WASHINGTON -- The Supreme Court yesterday moved back into the middle of the heated controversy over the use of race in congressional redistricting to assure that black candidates can be elected. It voted to rule on a major case from Louisiana.
The case potentially will affect all 17 black Democrats elected to Congress last month in the South, and might have an even wider impact on districts elsewhere that were drafted to give minority voters clear control so that their preferred candidates would win.
In recent years, the Justice Department has been pushing hard -- especially for states in the South -- for more black-dominated districts. It has insisted on them as part of its enforcement of the equality requirements of the Voting Rights Act.
The effect of the new decision may spread beyond congressional districting to affect state and local election boundaries, too. For example, a political fight on Maryland's Eastern Shore, with blacks seeking a chance to control a seat on the Worcester County Board of Commissioners, was taken to the court in an appeal filed Dec. 2 and now awaits the outcome of the Louisiana case.
At a minimum, the Louisiana case is likely to lead the justices to clarify a 5-4 ruling in 1993 -- an emotionally charged decision that raised constitutional doubts about the packing of minority voters from scattered areas into one district to give minorities more power at the polling place.
"Racial classifications of any sort," the majority said then, "pose the risk of lasting harm to our society.
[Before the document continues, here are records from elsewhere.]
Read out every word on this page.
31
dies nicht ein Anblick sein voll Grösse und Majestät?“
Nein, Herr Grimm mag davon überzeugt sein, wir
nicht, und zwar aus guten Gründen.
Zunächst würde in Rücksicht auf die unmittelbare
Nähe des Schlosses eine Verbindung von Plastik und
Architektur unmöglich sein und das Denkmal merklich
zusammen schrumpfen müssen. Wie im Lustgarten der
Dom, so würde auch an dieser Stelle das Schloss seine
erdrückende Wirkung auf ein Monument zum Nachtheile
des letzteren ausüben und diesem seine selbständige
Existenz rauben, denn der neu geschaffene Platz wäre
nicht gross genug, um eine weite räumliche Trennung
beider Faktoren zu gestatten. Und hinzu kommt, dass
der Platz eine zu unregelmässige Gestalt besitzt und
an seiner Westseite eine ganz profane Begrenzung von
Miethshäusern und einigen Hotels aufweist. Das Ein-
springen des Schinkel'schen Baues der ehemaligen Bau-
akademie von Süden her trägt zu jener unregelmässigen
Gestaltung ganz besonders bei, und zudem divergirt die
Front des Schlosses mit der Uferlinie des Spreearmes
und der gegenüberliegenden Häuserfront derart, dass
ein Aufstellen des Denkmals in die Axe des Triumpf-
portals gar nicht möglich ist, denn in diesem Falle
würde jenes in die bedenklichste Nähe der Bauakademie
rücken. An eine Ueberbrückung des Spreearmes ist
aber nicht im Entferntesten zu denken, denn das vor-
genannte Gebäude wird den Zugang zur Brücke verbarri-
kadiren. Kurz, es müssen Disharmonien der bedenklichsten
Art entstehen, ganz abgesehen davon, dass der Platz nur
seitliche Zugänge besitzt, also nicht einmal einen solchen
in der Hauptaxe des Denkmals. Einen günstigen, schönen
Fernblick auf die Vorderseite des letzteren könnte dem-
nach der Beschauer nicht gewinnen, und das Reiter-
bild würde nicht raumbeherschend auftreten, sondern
They reinforce the belief, held by too many for too much of our history, that individuals should be judged by the color of their skin."
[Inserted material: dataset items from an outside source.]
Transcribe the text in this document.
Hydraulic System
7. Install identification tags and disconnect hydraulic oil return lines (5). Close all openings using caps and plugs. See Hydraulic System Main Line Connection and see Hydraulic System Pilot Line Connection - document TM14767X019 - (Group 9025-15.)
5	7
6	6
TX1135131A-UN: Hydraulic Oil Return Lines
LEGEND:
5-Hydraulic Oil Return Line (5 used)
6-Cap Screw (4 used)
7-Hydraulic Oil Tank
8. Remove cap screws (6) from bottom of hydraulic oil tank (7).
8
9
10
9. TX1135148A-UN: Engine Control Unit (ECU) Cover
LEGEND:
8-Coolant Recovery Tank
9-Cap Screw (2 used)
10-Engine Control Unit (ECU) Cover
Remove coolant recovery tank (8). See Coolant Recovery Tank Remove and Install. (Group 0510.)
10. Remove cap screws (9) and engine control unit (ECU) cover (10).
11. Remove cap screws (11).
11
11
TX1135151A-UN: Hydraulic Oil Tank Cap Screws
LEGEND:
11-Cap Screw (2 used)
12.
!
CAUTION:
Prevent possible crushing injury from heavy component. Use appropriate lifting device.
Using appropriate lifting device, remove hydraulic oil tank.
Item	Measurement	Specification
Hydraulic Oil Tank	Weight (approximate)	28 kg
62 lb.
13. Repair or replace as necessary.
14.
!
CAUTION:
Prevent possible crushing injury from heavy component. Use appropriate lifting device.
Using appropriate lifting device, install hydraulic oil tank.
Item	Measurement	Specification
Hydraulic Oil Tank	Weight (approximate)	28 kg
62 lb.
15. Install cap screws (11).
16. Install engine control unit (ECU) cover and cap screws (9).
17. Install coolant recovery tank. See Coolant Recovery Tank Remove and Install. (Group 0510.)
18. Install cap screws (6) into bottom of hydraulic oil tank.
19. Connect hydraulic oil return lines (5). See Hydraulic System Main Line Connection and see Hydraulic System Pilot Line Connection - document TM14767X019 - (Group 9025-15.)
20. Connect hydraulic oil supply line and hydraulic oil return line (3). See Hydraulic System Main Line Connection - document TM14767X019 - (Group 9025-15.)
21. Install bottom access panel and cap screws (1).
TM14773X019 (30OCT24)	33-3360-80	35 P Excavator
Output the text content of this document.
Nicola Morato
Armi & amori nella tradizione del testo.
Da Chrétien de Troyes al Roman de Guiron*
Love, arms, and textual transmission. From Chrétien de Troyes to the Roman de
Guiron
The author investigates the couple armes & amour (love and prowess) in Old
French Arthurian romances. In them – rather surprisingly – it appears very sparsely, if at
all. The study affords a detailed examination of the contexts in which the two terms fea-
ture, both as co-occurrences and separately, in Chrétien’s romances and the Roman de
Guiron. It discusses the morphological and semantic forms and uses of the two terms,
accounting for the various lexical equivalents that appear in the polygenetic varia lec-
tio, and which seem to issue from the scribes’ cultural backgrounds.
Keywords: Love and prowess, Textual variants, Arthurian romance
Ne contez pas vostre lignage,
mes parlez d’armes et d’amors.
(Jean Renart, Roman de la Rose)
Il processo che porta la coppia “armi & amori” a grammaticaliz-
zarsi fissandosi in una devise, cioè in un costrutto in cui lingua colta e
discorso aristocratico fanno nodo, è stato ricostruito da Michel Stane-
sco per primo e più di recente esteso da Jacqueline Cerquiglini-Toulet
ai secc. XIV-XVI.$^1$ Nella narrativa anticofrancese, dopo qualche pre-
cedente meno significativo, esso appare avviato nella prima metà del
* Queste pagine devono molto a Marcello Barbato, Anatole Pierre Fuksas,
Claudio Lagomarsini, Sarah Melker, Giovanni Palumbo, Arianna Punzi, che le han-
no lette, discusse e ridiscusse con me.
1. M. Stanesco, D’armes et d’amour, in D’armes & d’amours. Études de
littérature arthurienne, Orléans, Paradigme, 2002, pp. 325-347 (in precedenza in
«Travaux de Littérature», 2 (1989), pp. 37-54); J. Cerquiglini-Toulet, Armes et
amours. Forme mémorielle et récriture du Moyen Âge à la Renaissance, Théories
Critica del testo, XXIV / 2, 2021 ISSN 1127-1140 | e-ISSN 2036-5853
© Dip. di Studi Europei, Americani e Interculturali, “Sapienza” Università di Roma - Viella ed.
It seems unlikely that the court would back away from so recent a ruling, especially because the five justices in the majority then are still on the court. The two justices who have joined the court since, Ruth Bader Ginsburg and Stephen G. Breyer, replaced two of the 1993 dissenters.
Conceivably, the court may also have to decide in the new case whether to cast aside or modify significantly a 1977 ruling that had upheld some "racial gerrymandering" of election districts.
Depending on how far the court goes with the new decision, the consequences could be "potentially disastrous for minority office-holding," according to Laughlin McDonald, director of the American Civil Liberties Union's voting rights project. All 17 black members of the House from the South who were re-elected or newly elected in November's election represent districts dominated by minority voting populations.
A Justice Department appeal in the Louisiana case argued: "A holding that the intentional use of race to draw district lines is automatically suspect has the potential to make a wide range of RTC redistricting plans at all levels of government constitutionally suspect."
Among the issues the court may resolve is whether the use of race is a constitutional problem only when it leads to districts that are very oddly shaped, or whether constitutional difficulties arise any time race is a decisive factor in redistricting -- whatever the shape of the districts that result. Another issue is whether it is unconstitutional to create a minority-dominated district, unless that is absolutely necessary to achieve public policy goals, such as curing past racial bias.
The justices' 1993 ruling has left those questions dangling. Reacting to the decision, lower courts have struck down minority-controlled House districts in Georgia and Texas as well as in Louisiana; a constitutional challenge is pending in a federal court in Florida.
By contrast, another federal court has upheld such districts in North Carolina -- the same case that had led to the justices' 1993 ruling, which questioned those districts but did not strike them down. The court told the lower court to reconsider the challenge to a peculiarly shaped district that snaked across the state, mainly following an interstate road.
The Louisiana district now before the court reaches diagonally across the state, meandering for 250 miles through 15 parishes, and carving up four metropolitan areas.
Twice within the last 12 months, a three-judge federal panel in Shreveport -- relying on the justices' decision in 1993 -- has struck down plans for Louisiana's seven-member delegation in the House because of the role that race played.
The district that Rep. Cleo Fields, a one-term Democrat from Baton Rouge, has represented was struck down by the Shreveport court. The Supreme Court agreed in August to allow that district to be used this year so that the election could go ahead. Mr. Fields, who is black, was re-elected.
Mr. Fields first was elected to Congress in 1992, after the state legislature redrew all of the state's districts after the 1990 census, which cost the state one House seat and reduced its total to seven. The Justice Department insisted that Louisiana have two black-dominated districts, instead of one. A New Orleans-area district, controlled by a black majority, was ordered into effect by a federal court in 1983. It has not been challenged.
The initial district drawn for Mr. Fields, who was then a member of the legislature, came to be known as the "Zorro" district because it resembled the signature "Z" mark of the fictional swordsman. It zig-zagged across the state, taking in enough black enclaves to wind up with a 63 percent black majority.
The three-judge federal struck it down in December, saying that such a "tortured" district clearly violated the Supreme Court's 1993 decision. In April, the legislature redrew the district boundaries, replacing the "Zorro" district with one that has a black voting age majority of about 54 percent.
The Supreme Court in June told the three-judge court to consider that new plan. It did so, and in July again nullified Mr. Fields' district. It remarked that it had called "for major surgery" in Louisiana districting but that the legislature had offered "at best a cosmetic make-over."
A final ruling by the Supreme Court is expected by next summer.